Important to Western tonal music is the relationship between pitches both within and between musical chords; melody and harmony are generated by combining pitches selected from the fixed hierarchical scales of music. It is of critical importance that musicians have the ability to detect and discriminate minute deviations in pitch in order to remain in tune with other members of their ensemble. Event-related potentials indicate that cortical mechanisms responsible for detecting mistuning and violations in pitch are more sensitive and accurate in musicians as compared with non-musicians.
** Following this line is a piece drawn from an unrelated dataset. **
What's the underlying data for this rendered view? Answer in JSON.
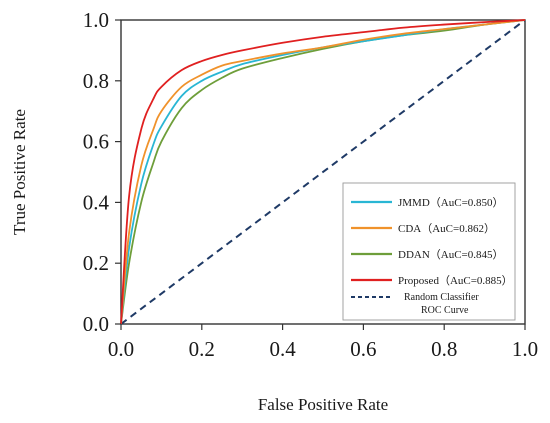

The aim of the present study was to address whether this superiority is also present at a subcortical stage of pitch processing. Brainstem frequency-following responses were recorded from musicians and non-musicians in response to tuned (i.e. major and minor) and detuned (±4% difference in frequency) chordal arpeggios differing only in the pitch of their third. Results showed that musicians had faster neural synchronization and stronger brainstem encoding for defining characteristics of musical sequences regardless of whether they were in or out of tune. In contrast, non-musicians had relatively strong representation for major/minor chords but showed diminished responses for detuned chords. The close correspondence between the magnitude of brainstem responses and performance on two behavioral pitch discrimination tasks supports the idea that musicians' enhanced detection of chordal mistuning may be rooted at pre-attentive, sensory stages of processing. Findings suggest that perceptually salient aspects of musical pitch are not only represented at subcortical levels but that these representations are also enhanced by musical experience. © 2010 The Authors. European Journal of Neuroscience © 2010 Federation of European Neuroscience Societies and Blackwell Publishing Ltd.